Wigan Pier is the name given today to the area around the canal at the bottom of the Wigan flight of locks on the Leeds and Liverpool Canal. It is a popular location for visitors and the local community in Wigan, Greater Manchester, England, situated just a few hundred yards south-west of the town centre. The name "Wigan Pier" has humorous or ironic connotations since it conjures an image of a seaside pleasure pier, whereas Wigan is in fact an inland and traditionally industrial town.
The original "pier" at Wigan was a coal loading staithe, probably a wooden jetty, where wagons from a nearby colliery were unloaded into waiting barges on the canal. The original wooden pier is believed to have been demolished in 1929, with the iron from the tippler (a mechanism for tipping coal into the barges) being sold as scrap.
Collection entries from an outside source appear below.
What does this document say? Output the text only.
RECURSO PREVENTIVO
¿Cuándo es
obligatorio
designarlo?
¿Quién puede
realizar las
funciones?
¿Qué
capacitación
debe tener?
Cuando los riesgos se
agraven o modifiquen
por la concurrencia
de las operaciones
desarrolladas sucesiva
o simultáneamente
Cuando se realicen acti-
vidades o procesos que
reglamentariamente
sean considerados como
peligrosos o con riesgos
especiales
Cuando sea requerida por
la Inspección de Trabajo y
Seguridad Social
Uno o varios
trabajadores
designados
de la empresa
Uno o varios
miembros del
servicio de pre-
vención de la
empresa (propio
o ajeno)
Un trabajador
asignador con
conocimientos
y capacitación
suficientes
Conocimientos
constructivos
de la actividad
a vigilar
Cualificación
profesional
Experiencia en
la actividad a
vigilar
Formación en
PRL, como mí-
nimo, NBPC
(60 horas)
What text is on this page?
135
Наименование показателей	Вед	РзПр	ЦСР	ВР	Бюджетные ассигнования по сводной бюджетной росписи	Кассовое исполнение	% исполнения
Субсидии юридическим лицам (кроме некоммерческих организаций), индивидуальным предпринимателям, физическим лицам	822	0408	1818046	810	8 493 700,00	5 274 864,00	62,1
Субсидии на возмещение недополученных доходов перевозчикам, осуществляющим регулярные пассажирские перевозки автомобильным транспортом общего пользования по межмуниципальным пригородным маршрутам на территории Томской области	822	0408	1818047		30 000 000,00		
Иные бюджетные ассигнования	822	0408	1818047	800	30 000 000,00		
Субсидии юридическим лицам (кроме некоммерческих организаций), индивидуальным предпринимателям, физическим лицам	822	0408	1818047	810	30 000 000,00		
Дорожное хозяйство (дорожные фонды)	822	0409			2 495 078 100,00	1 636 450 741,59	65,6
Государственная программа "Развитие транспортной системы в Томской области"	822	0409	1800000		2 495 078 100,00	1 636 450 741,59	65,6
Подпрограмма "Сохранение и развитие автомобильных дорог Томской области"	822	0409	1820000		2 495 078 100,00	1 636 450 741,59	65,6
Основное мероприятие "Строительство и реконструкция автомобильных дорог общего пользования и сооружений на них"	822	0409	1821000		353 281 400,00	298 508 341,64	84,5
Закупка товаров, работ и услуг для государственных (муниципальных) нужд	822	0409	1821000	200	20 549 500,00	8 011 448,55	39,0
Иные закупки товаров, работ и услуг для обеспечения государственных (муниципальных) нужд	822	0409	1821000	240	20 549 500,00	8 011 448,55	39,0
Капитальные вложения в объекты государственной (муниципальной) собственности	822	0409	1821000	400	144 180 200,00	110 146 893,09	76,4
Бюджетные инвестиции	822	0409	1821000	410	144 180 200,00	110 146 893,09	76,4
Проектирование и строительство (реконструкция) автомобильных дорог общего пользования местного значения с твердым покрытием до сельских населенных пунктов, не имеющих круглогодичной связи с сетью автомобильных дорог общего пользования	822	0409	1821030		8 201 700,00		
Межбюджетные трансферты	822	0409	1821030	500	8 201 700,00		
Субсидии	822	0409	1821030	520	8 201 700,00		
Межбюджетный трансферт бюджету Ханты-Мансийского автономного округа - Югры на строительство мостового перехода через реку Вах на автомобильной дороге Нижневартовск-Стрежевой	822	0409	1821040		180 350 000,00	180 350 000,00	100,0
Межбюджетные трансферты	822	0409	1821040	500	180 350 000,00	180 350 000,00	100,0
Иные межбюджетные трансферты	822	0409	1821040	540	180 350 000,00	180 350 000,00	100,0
The origin of what really was 'Wigan Pier' goes that in 1891, an excursion train to Southport got delayed on the outskirts of Wigan not long after leaving Wallgate Station. At that time a long wooden gantry or trestle carried a mineral line from Lamb and Moore's Newtown Colliery on Scot Lane, to their Meadows Colliery in Frog Lane (where the Council refuse centre is now). This gantry was quite a structure as it had to span the Douglas valley crossing the river, the canal and the main rail line to Southport. As the delayed train waited for the signals to change one of the travellers remarked "where the b... hell are we?" and the reply became the basis for the immortal joke about the Wigan's Pier. George Formby, Sr. perpetuated the joke around the turn of the century in the music halls in Wigan adding that when he passed the Pier he noticed the tide was in (referring to the constant flooding in the low-lying area). George died in December 1920 and, with the demise of the collieries in the area, the gantry had long passed out of existence. Therefore, when people looked for the Pier, the tippler for coal wagons at the canal terminus became the chosen object of the joke The tippler became the favoured location when people subsequently wanted to see it. There are references to it in songs such as George Formby Junior's On the Wigan Boat Express.
In 1937, Wigan was featured in the title of George Orwell's The Road to Wigan Pier, which dealt, in large part, with the living conditions of England's working poor. In response to a critic, Orwell insisted "He [Orwell] liked Wigan very much — the people, not the scenery. Indeed, he has only one fault to find with it, and that is in respect of the celebrated Wigan Pier, which he had set his heart on seeing. Alas! Wigan Pier had been demolished, and even the spot where it used to stand is no longer certain." Some have embraced the Orwellian link, as it has provided the area with a modest tourist base over the years. "It seems funny to celebrate Orwell for highlighting all our bad points, but Wigan wouldn't be anywhere near as famous without him," said the Wigan Pier Experience's manager, Carole Tyldesley. "In the end George Orwell has proved to be a strong marketing tool." Others regard this connection as disappointing, considering it an insinuation that Wigan is no better now than it was at the time of Orwell's writing.